Moreover, even if the ATM is a trade fixture somehow not covered by the lease and therefore removable by the FDIC under Massachusetts common law, the FDIC would likely be responsible for returning the property to its condition prior to the occupancy by the bank. This restoration may well include removing the ATM's aluminum, glass, and concrete vestibule from the building. See Consiglio, supra, 421 N.E.2d at 1260 (upon expiration of lease, outgoing tenant who removes trade fixtures which he installed during the course of the lease "has an obligation to restore the premises to the condition they were in before the tenancy") (emphasis supplied).
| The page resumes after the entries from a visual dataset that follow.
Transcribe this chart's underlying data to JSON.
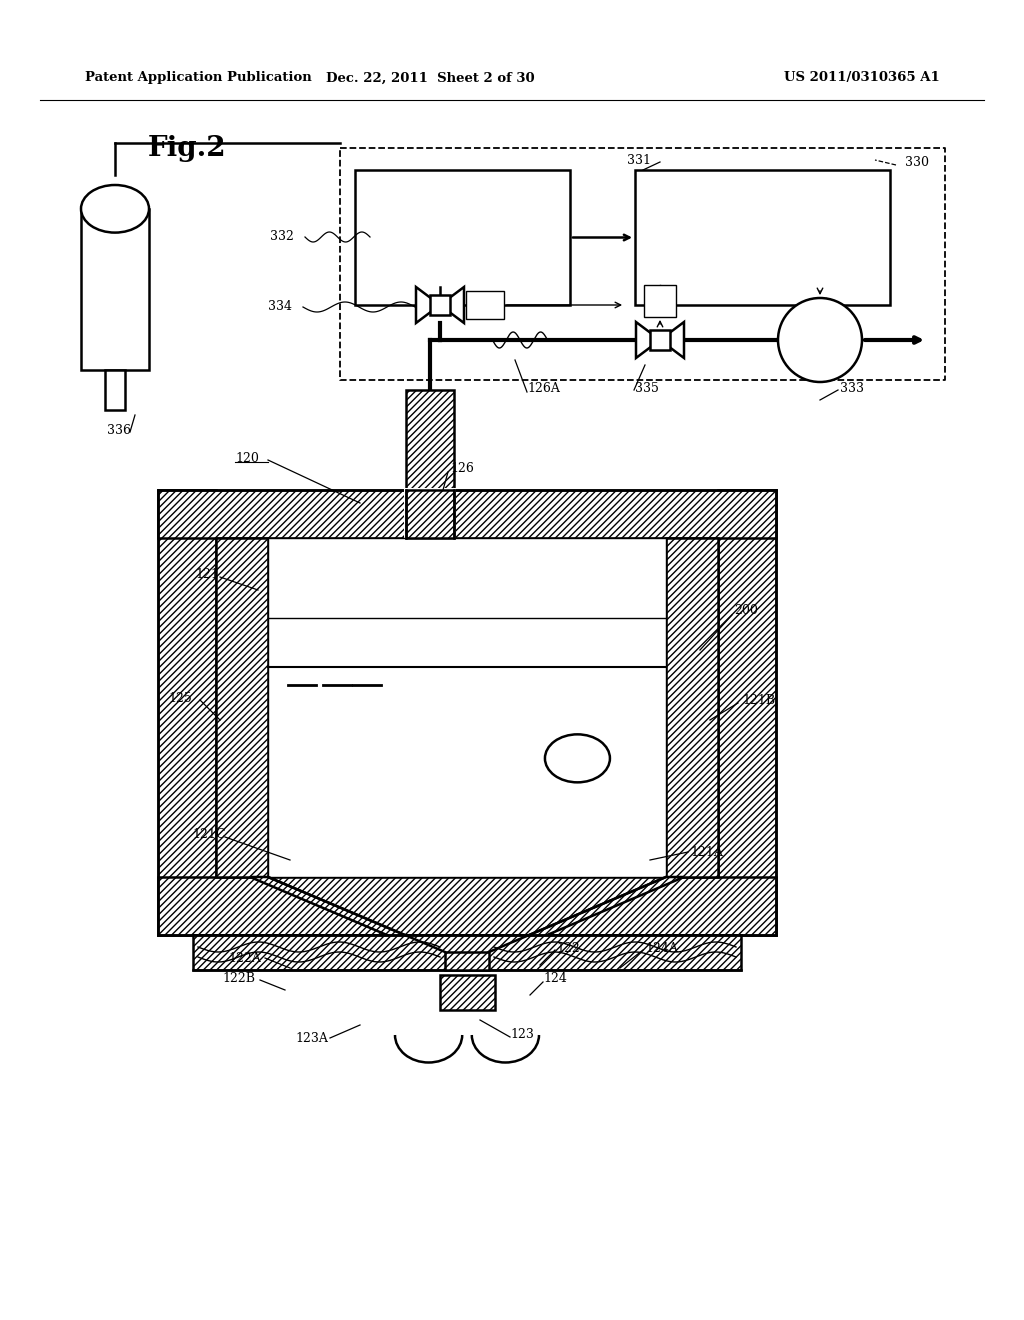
{
  "title_left": "Patent Application Publication",
  "title_mid": "Dec. 22, 2011  Sheet 2 of 30",
  "title_right": "US 2011/0310365 A1",
  "fig_label": "Fig.2",
  "background": "#ffffff",
  "line_color": "#000000"
}
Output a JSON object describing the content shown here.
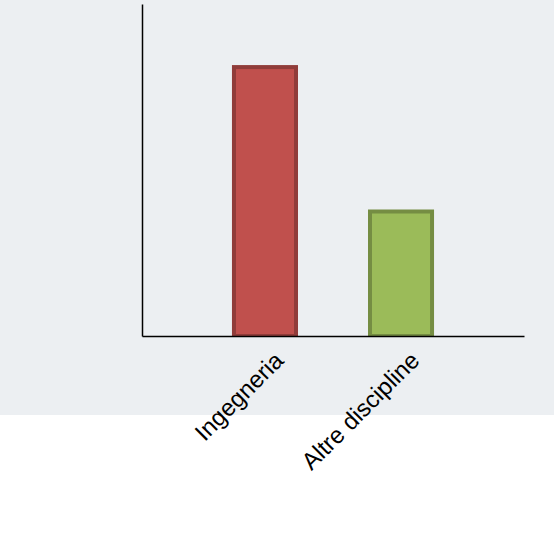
{
  "chart_data": {
    "type": "bar",
    "categories": [
      "Ingegneria",
      "Altre discipline"
    ],
    "values": [
      81,
      37.5
    ],
    "colors": [
      "#c0504d",
      "#9bbb59"
    ],
    "ylim": [
      0,
      100
    ],
    "yticks": [],
    "tick_labels": "x",
    "grid": false
  }
}
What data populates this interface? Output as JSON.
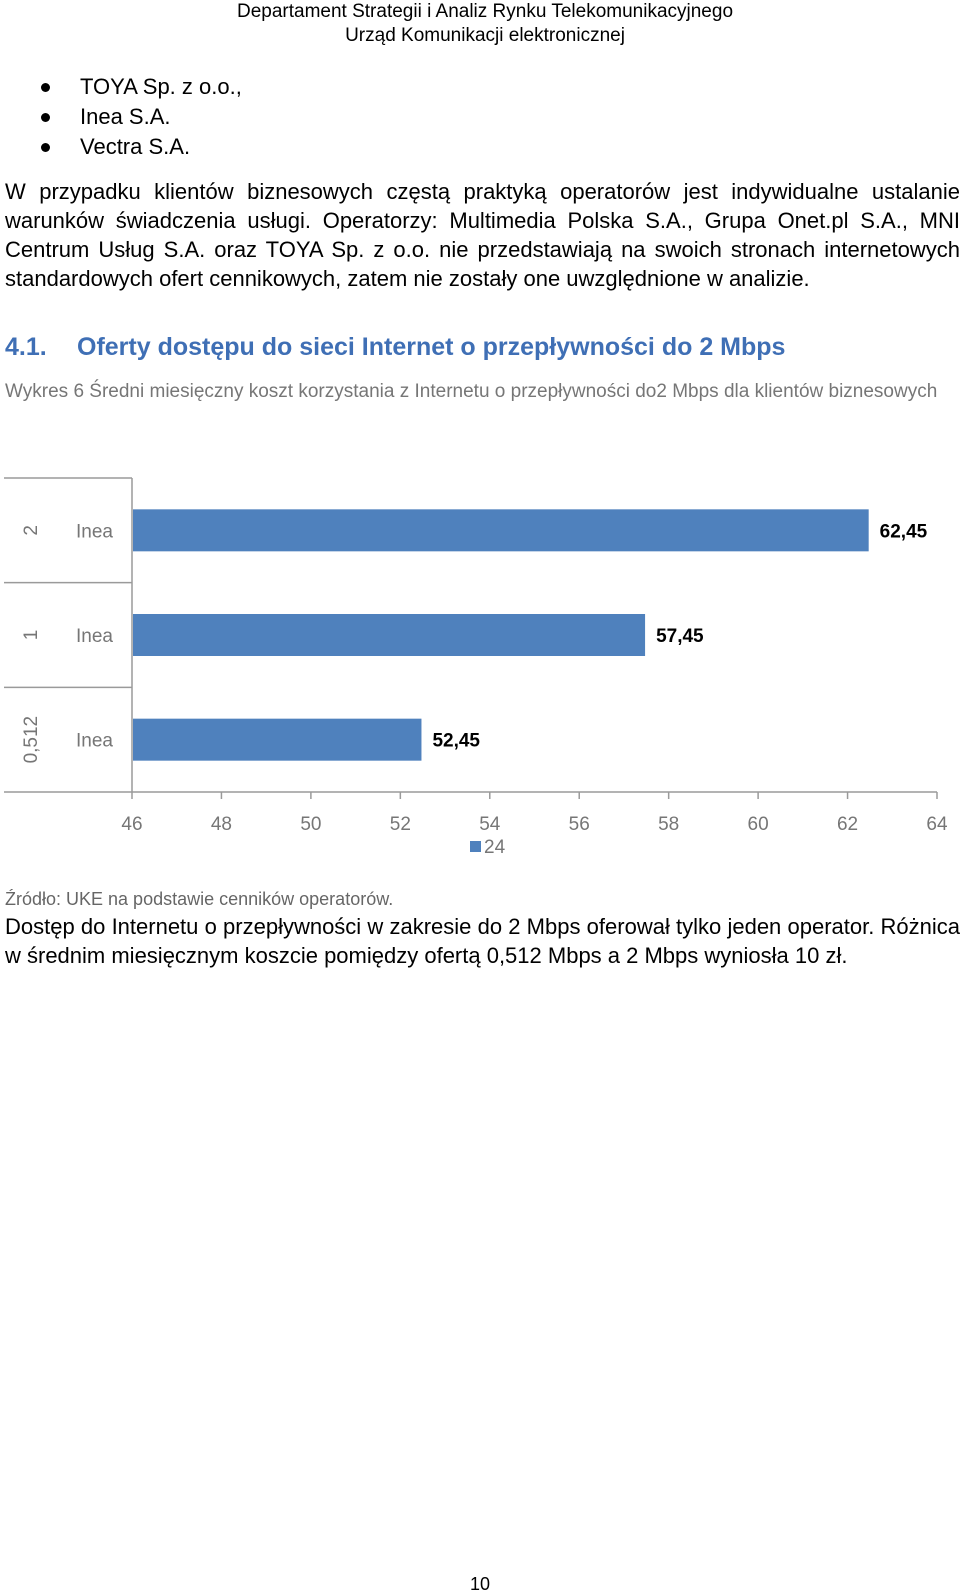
{
  "header": {
    "line1": "Departament Strategii i Analiz Rynku Telekomunikacyjnego",
    "line2": "Urząd Komunikacji elektronicznej"
  },
  "bullets": [
    "TOYA Sp. z o.o.,",
    "Inea S.A.",
    "Vectra S.A."
  ],
  "paragraph1": "W przypadku klientów biznesowych częstą praktyką operatorów jest indywidualne ustalanie warunków świadczenia usługi. Operatorzy: Multimedia Polska S.A., Grupa Onet.pl S.A., MNI Centrum Usług S.A. oraz TOYA Sp. z o.o. nie przedstawiają na swoich stronach internetowych standardowych ofert cennikowych, zatem nie zostały one uwzględnione w analizie.",
  "section": {
    "number": "4.1.",
    "title": "Oferty dostępu do sieci Internet o przepływności do 2 Mbps"
  },
  "caption": "Wykres 6 Średni miesięczny koszt korzystania z Internetu o przepływności do2 Mbps dla klientów biznesowych",
  "chart_data": {
    "type": "bar",
    "orientation": "horizontal",
    "groups": [
      {
        "group": "2",
        "category": "Inea",
        "value": 62.45,
        "label": "62,45"
      },
      {
        "group": "1",
        "category": "Inea",
        "value": 57.45,
        "label": "57,45"
      },
      {
        "group": "0,512",
        "category": "Inea",
        "value": 52.45,
        "label": "52,45"
      }
    ],
    "x_ticks": [
      "46",
      "48",
      "50",
      "52",
      "54",
      "56",
      "58",
      "60",
      "62",
      "64"
    ],
    "xlim": [
      46,
      64
    ],
    "series": [
      {
        "name": "24",
        "color": "#4f81bd"
      }
    ],
    "legend_position": "bottom",
    "grid": false
  },
  "source": "Źródło: UKE na podstawie cenników operatorów.",
  "paragraph2": "Dostęp do Internetu o przepływności w zakresie do 2 Mbps oferował tylko jeden operator. Różnica w średnim miesięcznym koszcie pomiędzy ofertą 0,512 Mbps a 2 Mbps wyniosła 10 zł.",
  "page_number": "10"
}
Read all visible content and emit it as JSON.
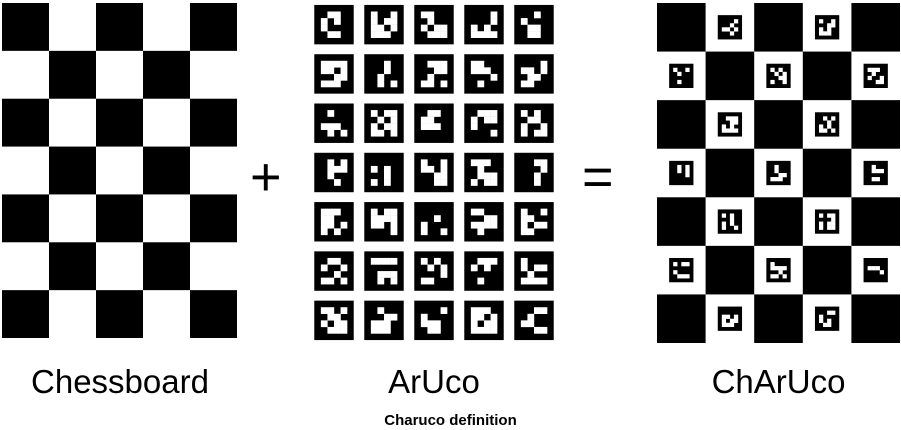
{
  "figure": {
    "operator_plus": "+",
    "operator_equals": "=",
    "labels": {
      "chessboard": "Chessboard",
      "aruco": "ArUco",
      "charuco": "ChArUco"
    },
    "caption": "Charuco definition"
  },
  "chessboard": {
    "rows": 7,
    "cols": 5,
    "top_left_black": true
  },
  "aruco": {
    "rows": 7,
    "cols": 5
  },
  "charuco": {
    "rows": 7,
    "cols": 5,
    "top_left_black": true
  },
  "colors": {
    "black": "#000000",
    "white": "#ffffff"
  }
}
(4) I find that the public interest will not be adversely affected by the granting of an injunction. Thus, the plaintiff has established all of the elements necessary for a preliminary injunction to issue.
*147 Accordingly, the plaintiff's request for preliminary injunctive relief is granted. The FDIC is hereby enjoined from removing the automatic teller machine from the premises known as 400 West Cummings Park, Woburn, Massachusetts until further notice.